L’ALLIANCE DES FEMMES POUR LA DÉMOCRATIE

Gravidanza. Féminologie II, des femmes-Antoinette Fouque, 2007 (Poche, 2021)

Présentation de l’Alliance des Femmes pour la Démocratie, à l’occasion du 8 mars 1989, Journée internationale des femmes.

Nous avons créé « l’Alliance des Femmes pour la Démocratie » au début de l’année 1989, l’année du Bicentenaire de la Révolution française et de la Déclaration des Droits de l’Homme, pour donner à notre Mouvement un second et décisif élan.

Nous avons derrière nous vingt-et-un ans de luttes de libération, nous avons devant nous dix ans de travail de démocratisation, pour transformer en buts définitifs les essais que nous avons marqués, pour imposer notre pensée et notre action, et aborder en adultes de l’histoire, le XXIe siècle et le troisième millénaire.
Notre démocratie n’est pas une vraie démocratie, car les femmes en sont en grande partie exclues et sont loin d’avoir accédé au plein exercice d’une citoyenneté fondée sur leur identité spécifique.
Travailler à la démocratisation, c’est travailler à ce que l’histoire veuille bien considérer qu’il y a deux sexes, et que cette hétérosexualité, cette hétérogénéité est la condition de la richesse, de la fertilité de l’humanité ; c’est travailler à ce que l’État de droit reconnaisse la dissymétrie entre une femme et un homme quant à la procréation, et les affirmations qui en découlent, plutôt que de programmer une égalité idéale toujours en fuite. Car la différence sans l’égalité ne produira que de la régression psychique et de la réaction politique ; et l’égalité sans la différence, une assimilation stérilisante, une amputation psycho-sexuelle.
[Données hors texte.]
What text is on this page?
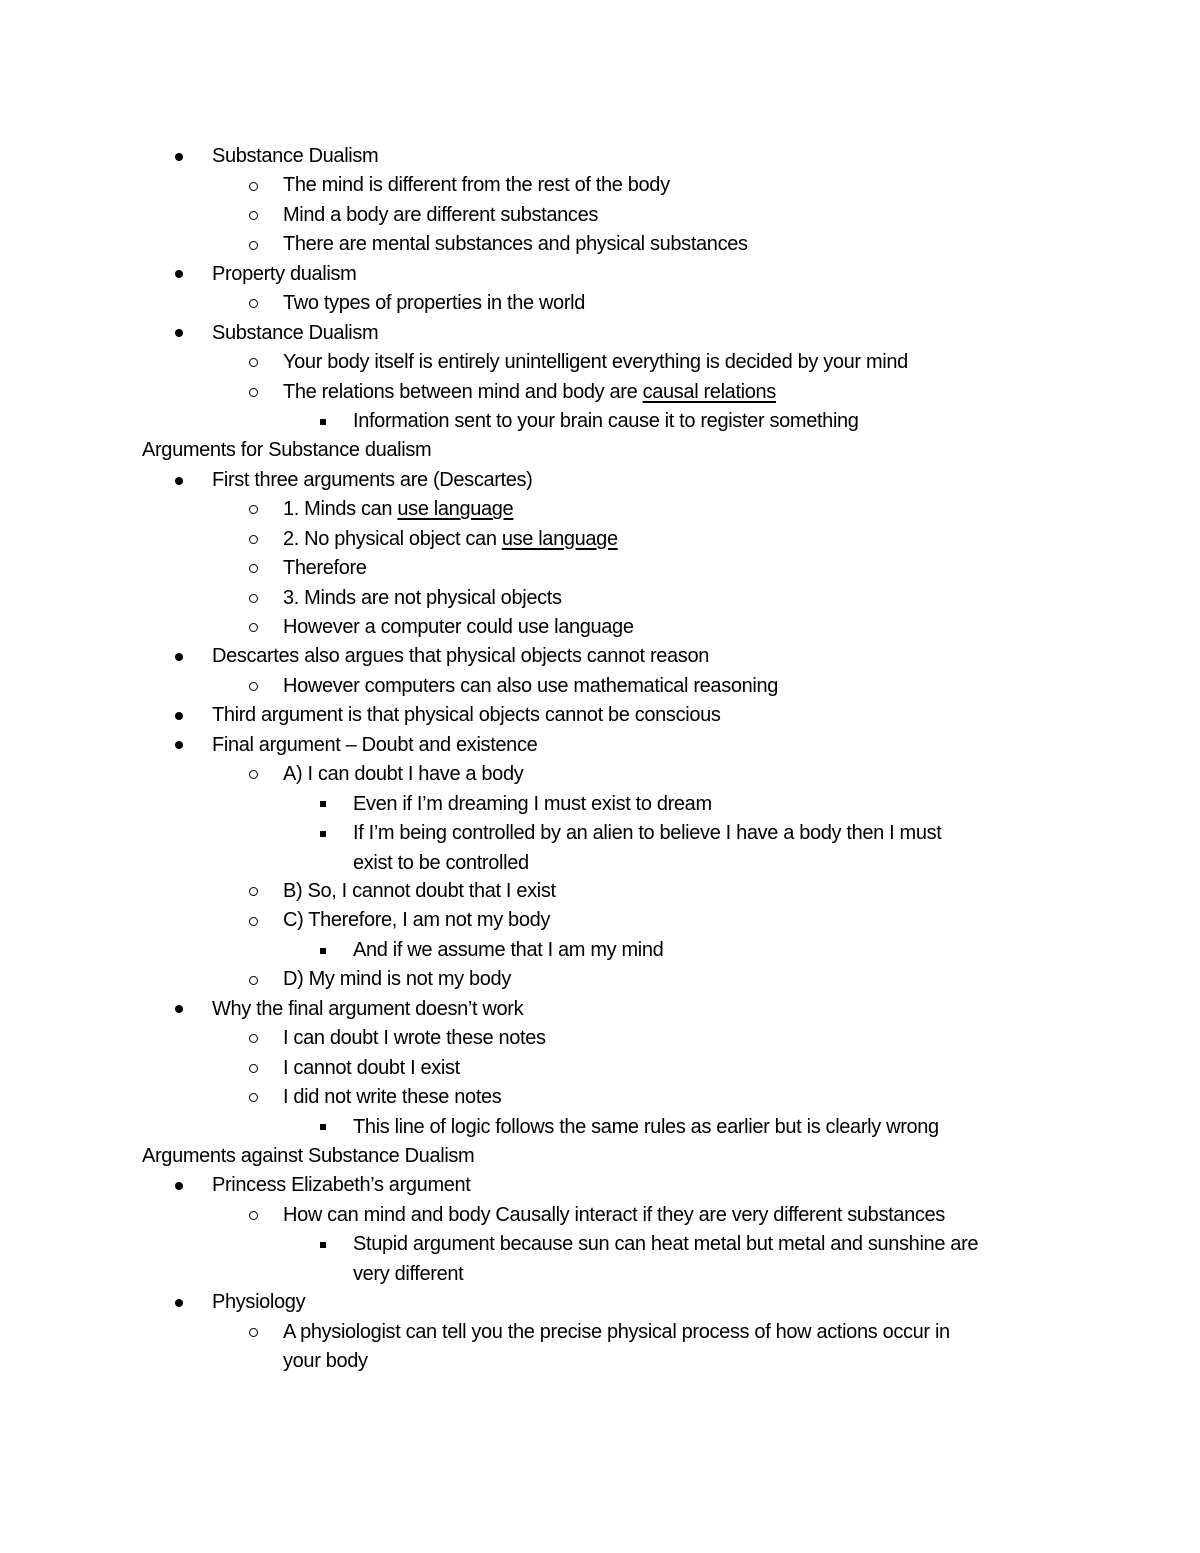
Substance Dualism
The mind is different from the rest of the body
Mind a body are different substances
There are mental substances and physical substances
Property dualism
Two types of properties in the world
Substance Dualism
Your body itself is entirely unintelligent everything is decided by your mind
The relations between mind and body are causal relations
Information sent to your brain cause it to register something
Arguments for Substance dualism
First three arguments are (Descartes)
1. Minds can use language
2. No physical object can use language
Therefore
3. Minds are not physical objects
However a computer could use language
Descartes also argues that physical objects cannot reason
However computers can also use mathematical reasoning
Third argument is that physical objects cannot be conscious
Final argument – Doubt and existence
A) I can doubt I have a body
Even if I’m dreaming I must exist to dream
If I’m being controlled by an alien to believe I have a body then I must
exist to be controlled
B) So, I cannot doubt that I exist
C) Therefore, I am not my body
And if we assume that I am my mind
D) My mind is not my body
Why the final argument doesn’t work
I can doubt I wrote these notes
I cannot doubt I exist
I did not write these notes
This line of logic follows the same rules as earlier but is clearly wrong
Arguments against Substance Dualism
Princess Elizabeth’s argument
How can mind and body Causally interact if they are very different substances
Stupid argument because sun can heat metal but metal and sunshine are
very different
Physiology
A physiologist can tell you the precise physical process of how actions occur in
your body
Plus que jamais, nous aurons donc, nous les femmes, à faire des gestes complexes, à mettre en travail la notion d’égalité, à nous construire des identités propres mais hétérogènes, à nous adapter sans nous renier, à nous intégrer en réintégrant aussi notre identité première, sexuée, originelle, à nous créer une identité mixte.
Pour en finir avec une « libido dérivée », un « droit dérivé », une « identité dérivée », nous devons travailler désormais à ce que le législateur de la Langue, du Symbolique et du Droit, tienne compte de nos exigences vitales. Il faut :

  1. inscrire dans la Constitution, que « tout être humain, sans distinction de sexe, de race, de religion ni de croyance, possède des droits inaliénables et sacrés » ;
  2. élaborer une Loi-Cadre, à partir d’une « Déclaration Universelle des Droits des Femmes ».
  3. dégager du temps privé pour assurer une présence et une responsabilisation politiques ;
  4. faire reconnaître la production spécifique des femmes. Nous assumons pratiquement 100% de la procréation humaine, mais cette production reste exclue de toute inscription sociale, économique, professionnelle, culturelle, et politique. Ce travail est le dernier des esclavages. Non seulement le plus formidable apport de richesse de l’humain à l’humanité n’est ni reconnu, ni rétribué, mais il nous pénalise dans notre activité professionnelle et notre activité de création, alors même que la procréation est reconnue par les créateurs comme leur modèle ;
  5. continuer de nous former, de nous informer, de transmettre et de nous transformer ; créer de nouveaux champs de connaissances, de nouvelles sciences, à l’articulation des sciences pures et des sciences humaines, créer un champ épistémologique, les « Sciences des Femmes », allant de la gynéconomie à l’élaboration d’un « Corps de Droit » spécifique.

Il y a deux sexes. C’est une réalité dont l’histoire des droits devra désormais faire son quatrième principe, au-delà de la liberté, de l’égalité, de la fraternité, si elle veut être digne de ses idéaux.
Partout dans le monde entier, la situation des femmes s’est aggravée ; les régressions sont inquiétantes, allant jusqu’à l’abolition des lois édictées en leur faveur. Mais partout dans le monde, les femmes sont conscientes, vigilantes et combatives.
Le Mouvement des Femmes a été et reste l’un des mouvements de civilisation les plus puissamment fédérateurs. Il continue à se déployer dans le monde entier. C’est un mouvement transnational mieux qu’international, qui pose dans chaque pays des problèmes spécifiques, mais dont les principes sont universels et généraux. Les choix politiques des femmes s’inscrivent donc à l’échelle planétaire. C’est dans un tel contexte que doit s’assumer une conception moderne des droits des femmes, de leur statut et de leur revendication identitaire. Elle entraînera des solutions à quelques-uns des grands problèmes actuels qui menacent la Démocratie.